Among the vast number of contradictory phenomena I don’t understand there is this: Why do Americans seem to have a decreasing attention span (witness the popularity of tweets and the fact that interest in a YouTube video declines after thirty seconds) while at the same time publishers and presumably readers want longer novels? For example, I read a lot of mysteries, and it turns out that between 1960 and 1979 the median length of novels that won the Edgar Award for Best Mystery was 72,001 words. However, since 1980 that medium length has been 102,533. There are a lot of theories about why the length of all novels has increased. One person in publishing told me readers feel cheated if they pay thirty bucks and get a thin novel. Or maybe novel readers take a look at the world and have a greater need to escape than they once did.
For those of you who enjoy or write novels under 65,000 words, I thought I’d compile a list of brief novels. I figured I’d list ten classic novels under 50,000 words to emphasize the point. Here are the titles, authors, and word count of those novels:
Animal Farm, George Orwell, 29,966
A Christmas Carol. Charles Dickens, 28,944
Farenheit 451. Ray Bradbury, 46,118
The Great Gatsby, F. Scott Fitzgerald, 47,094
Of Mice and Men, John Steinbeck, 29,160
The Old Man and the Sea, Ernest Hemingway, 26,601
The Red Badge of Courage, Stephen Crane 47,180
A Room of One’s Own, Virginia Woolf, 37,761
Slaughterhouse-Five, Kurt Vonnegut, 49,459
A Wrinkle in Time, Madeleine L’Engle, 49,965
There are also many great classic mystery novels that are relatively brief. James M. Cain was a master of brief novels. Double Indemnity, for example, had 30,072 words. I don’t have the exact word count for The Postman Always Rings Twice, but it was about 35,000 words. Cain wrote such tight prose with compelling narratives that I don’t think it’s a coincidence that the films made from these two novels are among the best mystery films ever made.

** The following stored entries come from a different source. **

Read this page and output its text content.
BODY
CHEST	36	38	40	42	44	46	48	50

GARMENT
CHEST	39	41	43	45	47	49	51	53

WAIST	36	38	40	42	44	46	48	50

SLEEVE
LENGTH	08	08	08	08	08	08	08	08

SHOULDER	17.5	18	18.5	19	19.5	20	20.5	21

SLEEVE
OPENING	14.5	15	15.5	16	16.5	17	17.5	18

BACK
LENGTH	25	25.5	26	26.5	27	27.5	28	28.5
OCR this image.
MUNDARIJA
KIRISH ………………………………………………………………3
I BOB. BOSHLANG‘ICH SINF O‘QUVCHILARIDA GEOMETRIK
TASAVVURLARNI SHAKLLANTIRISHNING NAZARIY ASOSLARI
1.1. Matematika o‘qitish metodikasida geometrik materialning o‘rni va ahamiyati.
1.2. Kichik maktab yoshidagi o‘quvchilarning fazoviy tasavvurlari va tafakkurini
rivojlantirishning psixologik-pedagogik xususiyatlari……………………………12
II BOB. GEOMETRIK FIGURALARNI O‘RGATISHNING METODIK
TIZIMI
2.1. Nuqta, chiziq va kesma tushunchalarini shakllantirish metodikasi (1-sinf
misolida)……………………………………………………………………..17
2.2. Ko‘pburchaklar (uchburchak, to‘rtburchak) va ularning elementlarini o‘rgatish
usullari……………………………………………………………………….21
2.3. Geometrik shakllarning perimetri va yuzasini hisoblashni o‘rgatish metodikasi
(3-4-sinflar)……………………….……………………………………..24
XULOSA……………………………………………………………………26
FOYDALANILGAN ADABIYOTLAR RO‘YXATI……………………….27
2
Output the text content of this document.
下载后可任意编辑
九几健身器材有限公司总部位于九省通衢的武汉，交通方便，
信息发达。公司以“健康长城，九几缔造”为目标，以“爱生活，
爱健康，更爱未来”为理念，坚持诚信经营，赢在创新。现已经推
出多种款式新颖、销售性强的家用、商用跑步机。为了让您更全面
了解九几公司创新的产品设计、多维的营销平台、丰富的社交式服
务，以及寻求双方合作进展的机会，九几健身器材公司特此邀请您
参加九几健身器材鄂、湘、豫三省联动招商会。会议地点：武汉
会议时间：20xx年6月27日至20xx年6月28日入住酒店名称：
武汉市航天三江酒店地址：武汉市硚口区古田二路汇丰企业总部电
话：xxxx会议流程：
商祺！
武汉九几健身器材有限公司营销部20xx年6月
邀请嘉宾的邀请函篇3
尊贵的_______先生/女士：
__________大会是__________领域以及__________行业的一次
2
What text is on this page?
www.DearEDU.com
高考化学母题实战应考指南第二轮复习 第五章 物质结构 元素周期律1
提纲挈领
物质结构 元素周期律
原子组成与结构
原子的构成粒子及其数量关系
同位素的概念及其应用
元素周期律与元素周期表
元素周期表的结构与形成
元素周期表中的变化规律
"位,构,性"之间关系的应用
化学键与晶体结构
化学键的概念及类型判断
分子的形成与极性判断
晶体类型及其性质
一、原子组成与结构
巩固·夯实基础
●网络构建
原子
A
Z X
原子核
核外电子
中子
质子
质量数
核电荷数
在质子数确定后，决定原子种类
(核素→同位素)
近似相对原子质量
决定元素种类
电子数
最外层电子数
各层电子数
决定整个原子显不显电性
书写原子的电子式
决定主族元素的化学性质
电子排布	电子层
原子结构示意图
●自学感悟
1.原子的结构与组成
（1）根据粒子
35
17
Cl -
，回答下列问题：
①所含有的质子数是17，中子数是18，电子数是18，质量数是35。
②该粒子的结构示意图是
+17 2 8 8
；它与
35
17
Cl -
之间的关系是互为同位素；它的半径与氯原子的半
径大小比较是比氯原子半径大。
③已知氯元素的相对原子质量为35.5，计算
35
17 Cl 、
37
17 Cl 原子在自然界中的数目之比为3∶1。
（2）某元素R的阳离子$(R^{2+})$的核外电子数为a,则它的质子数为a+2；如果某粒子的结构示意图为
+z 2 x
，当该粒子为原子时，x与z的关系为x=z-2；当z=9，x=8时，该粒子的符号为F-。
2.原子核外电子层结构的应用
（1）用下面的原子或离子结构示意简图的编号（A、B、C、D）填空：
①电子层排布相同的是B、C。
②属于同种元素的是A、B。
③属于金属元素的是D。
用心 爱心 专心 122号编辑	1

Of course, this is not to suggest that great novels need to be brief. In the 19th century, without all the distractions of contemporary life and without radio, film, audio books, television, video games, and the internet to offer alternative ways for readers to find the pleasures of storytelling, novels were often much longer. War and Peace was 587,287 words. Tolstoy was, by comparison, a slacker in creating Anna Karenina. That was only 349,736 words. In the United States, Melville took 206,052 words to compose Moby-Dick. Emily Bronte was, by comparison, frugal with her words. She used only 107,947 of them to write Wuthering Heights. Jane Austen was somewhere in the middle. Emma was 155,887 words.
I personally often prefer shorter novels. I can carry the characters and the plot completely in my head throughout the story. I can finish a book in one sitting. A briefer novel can, at its best, carry the power of a poem. But, judging by novels now being published, I am in the distinct minority.
I’ve been thinking about writing a literary mystery. However, if I do, it will be brief, and I therefore wonder how it would ever be published and, if it were, whether readers would feel cheated, as though they bought a blouse or shirt only to discover a sleeve was missing.
What strange literary questions contemporary America engenders.